Conductivity: Conductivity refers to the water’s ability to pass an electrical current and is affected by its temperature: the warmer the water, the higher the conductivity. Changing conductivity rates can indicate that a discharge or other source of pollution has infiltrated the waterbody.

A on-site test for alkalinity - once of the facets of water quality

3. Biological Monitoring

This approach uses the health of the fauna and flora – such as macroinvertebrates – present in the body of water as a measure of water health. Generally, macroinvertebrates have limited migration patterns and, as such, may be used to assess the health of a local water body as well as project the type and degree of pollution in an aquatic ecosystem.

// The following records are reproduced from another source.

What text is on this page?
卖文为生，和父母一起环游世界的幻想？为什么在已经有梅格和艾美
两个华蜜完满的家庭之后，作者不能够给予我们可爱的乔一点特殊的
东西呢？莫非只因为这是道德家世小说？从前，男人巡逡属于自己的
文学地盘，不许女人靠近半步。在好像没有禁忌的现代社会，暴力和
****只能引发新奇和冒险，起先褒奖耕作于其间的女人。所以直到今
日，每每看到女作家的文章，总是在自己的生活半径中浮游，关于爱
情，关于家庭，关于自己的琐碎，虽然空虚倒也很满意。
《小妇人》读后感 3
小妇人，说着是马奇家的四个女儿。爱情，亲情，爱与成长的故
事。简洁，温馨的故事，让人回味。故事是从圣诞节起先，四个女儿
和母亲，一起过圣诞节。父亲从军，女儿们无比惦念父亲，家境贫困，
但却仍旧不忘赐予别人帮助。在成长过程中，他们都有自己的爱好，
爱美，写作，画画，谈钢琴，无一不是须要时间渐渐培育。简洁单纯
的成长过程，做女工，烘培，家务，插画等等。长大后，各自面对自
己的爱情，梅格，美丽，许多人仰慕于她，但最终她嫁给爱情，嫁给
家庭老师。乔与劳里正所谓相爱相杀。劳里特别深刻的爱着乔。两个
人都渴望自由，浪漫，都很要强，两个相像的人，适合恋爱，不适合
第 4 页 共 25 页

Biological monitoring also assesses various biological matrices such as algal growth, fish sampling, and invertebrate sampling.

Chlorophyll-a: This refers to a measure of the number of algae within a waterbody and can be used to classify the trophic condition of it. Excess amounts can cause bad odors, scum build-up and low DO levels.

Pollution Sensitivity: Certain organisms can only inhabit unpolluted water due to their high sensitivity to pollution, while others may survive well in polluted water. The numbers of each group of macroinvertebrates indicate the health and purity of the water. The presence of large numbers of pollution-sensitive organisms in a body of water is an indicator of water health. On the other hand, large amounts of pollution-tolerant species and the absence of or minimal presence of sensitive species indicate severe pollution.